Mais il existe des formes d’échanges des fichiers au sein de communautés fermées, qui rentrent peut-être dans cette catégorie. Benjamin Sonntag avait consacré l’été dernier un billet passionnant, dans lequel il étudiait les règles de fonctionnement de plusieurs de ces communautés privées d’échanges de fichiers en P2P via le protocole BitTorrent, dans lesquelles on ne peut entrer que par cooptation et qui observent des règles strictes afin de se protéger de la surveillance et de la répression du partage (parrainage, ratio, etc).

Souvent organisés par type d’oeuvres (films, musiques, livres) et parfois même par genres, ces groupes constituent à n’en pas douter des "communautés d’intérêts", pour reprendre le terme employé par la Cour de Cassation.

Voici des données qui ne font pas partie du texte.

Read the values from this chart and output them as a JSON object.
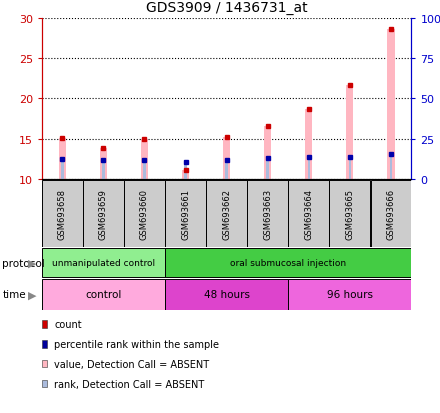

Leurs membres se regroupent par affinités et partagent des objectifs communs, liés aux oeuvres qu’ils échangent. Là où elles s’éloignent des critères employées, c’est qu’elles rassemblent souvent des dizaines de milliers de membres ce qui excède le "nombre très restreint" évoqué par la Cour de Cassation.

Mais il existe d’autres formes d’échange de fichiers qui correspondent sans doute à la définition donnée par la Cour. Songeons par exemple à l’envoi de liens de téléchargement via Dropbox à un ami, à l’échange de fichiers par mail ou à ces échanges de disques durs ou de clés USB entre proches, qui correspondent si l’on en croît les études des pratiques, à une part croissante – si ce n’est majoritaire – des échanges de fichiers aujourd’hui.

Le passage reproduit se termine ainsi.